The Liberator service can often return very large result sets, often measured as millions of rows. These queries may take a long time to run. Every dataset has different data frequencies. We suggest using short time frames for limited symbols until you become familiar with the datasets, some of our datasets are very large indeed and thus an over-extended request may result in an extremely large amount of data returned.

💡 Best Practice: Consider running a point-in-time query for one symbol to get an idea of how large your dataset is prior to running other queries.

In the vast majority of cases, dataset queries are either for a point in time query or for a time series.

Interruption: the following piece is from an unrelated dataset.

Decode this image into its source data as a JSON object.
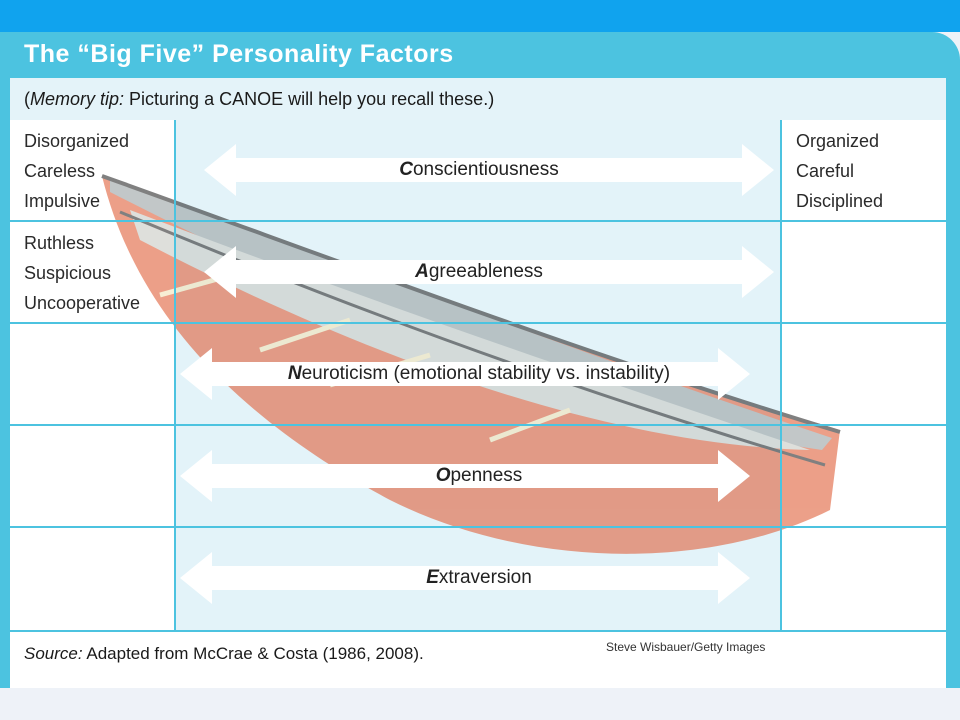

As such, you should aim to become as familiar as you can with these queries early on in your use of the API.

Typical Query

This is how a typical CloudQuant query looks in Python, we have also included the conversion to a dataframe as this will be the most common usage :

df = liberator.get_dataframe( liberator.query( name = 'daily_bars', as_of = '2020-11-15',
       back_to = ‘2018-11-15’, symbols = ['FB', 'AAPL', 'NFLX', 'GOOG', 'MSFT', 'IBM']))

Point-In-Time queries

To specify a point in time query simply drop the “back_to” parameter and you will receive single point in time data based on the as_of date/time for each symbol specified.

If you also drop the “as_of” Liberator will assume you mean current date/time and will fetch the most recent point in time data.

Time Series queries

To specify a time series query, add a “back_to” parameter to your query.

This back_to must be a timestamp that is prior to your “as_of” parameter.

If you exclude the “as_of” parameter, it will default to now - the current point in time.